Efficacy of dacomitinib in patients with EGFR-mutated NSCLC and brain metastases.

BACKGROUND

Dacomitinib is a second-generation epidermal growth factor receptor (EGFR) tyrosine kinase inhibitor (TKI) which is superior to first-generation EGFR TKI in ARCHER 1050. However, the activity of dacomitinib in the central nervous system (CNS) is not known as ARCHER 1050 did not include patients with baseline brain metastases. This study aimed to describe dacomitinib's activity in the CNS in a real-world setting.

PATIENTS AND METHODS

Thirty-two patients who were receiving dacomitinib for advanced non-small-cell lung cancer (NSCLC) with EGFR mutations and brain metastasis were included in this study. Patients who received prior EGFR TKIs were excluded from this trial.

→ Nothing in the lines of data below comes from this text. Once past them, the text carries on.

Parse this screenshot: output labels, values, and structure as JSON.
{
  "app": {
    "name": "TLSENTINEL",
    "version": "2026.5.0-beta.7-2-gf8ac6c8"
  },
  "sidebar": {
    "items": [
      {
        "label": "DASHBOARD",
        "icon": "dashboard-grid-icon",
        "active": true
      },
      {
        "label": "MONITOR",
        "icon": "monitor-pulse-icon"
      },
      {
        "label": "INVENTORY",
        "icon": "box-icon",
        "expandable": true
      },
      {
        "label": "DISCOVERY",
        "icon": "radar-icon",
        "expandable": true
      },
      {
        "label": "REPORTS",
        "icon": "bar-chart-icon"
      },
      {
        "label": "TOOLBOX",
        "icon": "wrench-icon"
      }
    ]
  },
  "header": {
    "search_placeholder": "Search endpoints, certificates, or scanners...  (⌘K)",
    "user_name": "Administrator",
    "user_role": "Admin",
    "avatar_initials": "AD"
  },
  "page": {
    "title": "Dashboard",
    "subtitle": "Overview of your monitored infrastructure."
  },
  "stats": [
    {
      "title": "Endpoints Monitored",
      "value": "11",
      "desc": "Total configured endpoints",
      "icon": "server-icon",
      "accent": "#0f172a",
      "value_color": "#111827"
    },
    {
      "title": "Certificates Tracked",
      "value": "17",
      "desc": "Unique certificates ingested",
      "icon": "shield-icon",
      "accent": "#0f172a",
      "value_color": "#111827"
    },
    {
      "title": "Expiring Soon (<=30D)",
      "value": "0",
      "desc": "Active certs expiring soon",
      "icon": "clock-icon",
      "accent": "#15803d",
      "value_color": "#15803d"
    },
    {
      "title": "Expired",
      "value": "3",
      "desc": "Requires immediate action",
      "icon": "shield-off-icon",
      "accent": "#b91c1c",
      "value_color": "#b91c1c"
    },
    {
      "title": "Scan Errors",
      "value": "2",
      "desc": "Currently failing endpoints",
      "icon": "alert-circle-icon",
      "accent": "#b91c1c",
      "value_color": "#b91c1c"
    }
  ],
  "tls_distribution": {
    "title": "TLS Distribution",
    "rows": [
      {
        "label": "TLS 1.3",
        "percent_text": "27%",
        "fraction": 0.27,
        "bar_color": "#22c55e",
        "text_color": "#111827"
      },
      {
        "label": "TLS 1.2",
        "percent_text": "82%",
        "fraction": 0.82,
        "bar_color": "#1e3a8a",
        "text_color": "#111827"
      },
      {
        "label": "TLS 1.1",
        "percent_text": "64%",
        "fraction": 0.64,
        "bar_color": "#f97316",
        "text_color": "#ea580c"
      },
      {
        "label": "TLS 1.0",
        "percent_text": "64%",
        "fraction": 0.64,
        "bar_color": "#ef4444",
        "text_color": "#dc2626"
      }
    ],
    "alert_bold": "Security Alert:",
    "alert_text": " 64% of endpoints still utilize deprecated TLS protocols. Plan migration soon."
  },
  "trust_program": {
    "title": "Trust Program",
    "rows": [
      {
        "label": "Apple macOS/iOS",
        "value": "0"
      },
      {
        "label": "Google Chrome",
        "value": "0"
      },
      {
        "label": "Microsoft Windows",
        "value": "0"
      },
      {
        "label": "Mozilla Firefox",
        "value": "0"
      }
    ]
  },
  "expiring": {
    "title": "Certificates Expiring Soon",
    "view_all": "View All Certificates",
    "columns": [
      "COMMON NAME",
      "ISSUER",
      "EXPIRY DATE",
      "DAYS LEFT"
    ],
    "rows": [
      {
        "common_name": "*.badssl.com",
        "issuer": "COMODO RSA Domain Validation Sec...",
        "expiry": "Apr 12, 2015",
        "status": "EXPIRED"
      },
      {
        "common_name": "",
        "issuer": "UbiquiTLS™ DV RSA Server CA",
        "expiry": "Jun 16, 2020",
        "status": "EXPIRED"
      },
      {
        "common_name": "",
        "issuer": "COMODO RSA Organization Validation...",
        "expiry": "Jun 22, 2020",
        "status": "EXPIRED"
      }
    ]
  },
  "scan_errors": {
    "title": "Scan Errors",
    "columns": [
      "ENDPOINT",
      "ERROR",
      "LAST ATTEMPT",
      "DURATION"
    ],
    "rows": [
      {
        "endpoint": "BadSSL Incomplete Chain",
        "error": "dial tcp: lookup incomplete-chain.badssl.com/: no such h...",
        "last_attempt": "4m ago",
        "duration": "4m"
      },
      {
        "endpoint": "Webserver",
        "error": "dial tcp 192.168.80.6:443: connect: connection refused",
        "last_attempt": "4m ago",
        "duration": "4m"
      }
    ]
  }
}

Case report forms were collected to determine treatment outcomes.

RESULTS

Among 32 patients with EGFR-mutated NSCLC and brain disease, eight were included in the CNS evaluable for response group. The intracranial objective response rate (iORR) was 87.5% (95% confidence interval [CI] 47.3-99.7%) and the intracranial disease control rate (iDCR) was 100% (95% CI 63.1-100%). In 30 evaluable patients with measurable or nonmeasurable brain lesions, the iORR was 66.7% (95% CI 47.2-82.7%) and the iDCR was 100% (95% CI 88.4-100%). Median intracranial duration of response (iDoR) and intracranial progression-free survival (iPFS) were not reached, with a one-year iDoR rate of 72.2% (95% CI 48.7-95.7%) and a 1-year iPFS rate of 71.2% (95% CI 51.0-91.4%), respectively. The majority of patients experienced low-grade (G1/2) toxicities, which are reversible.

CONCLUSION

This study suggests that dacomitinib demonstrated CNS efficacy in patients with EGFR TKI-naïve EGFR-mutated NSCLC in the real-world setting. The safety profile was tolerable and manageable.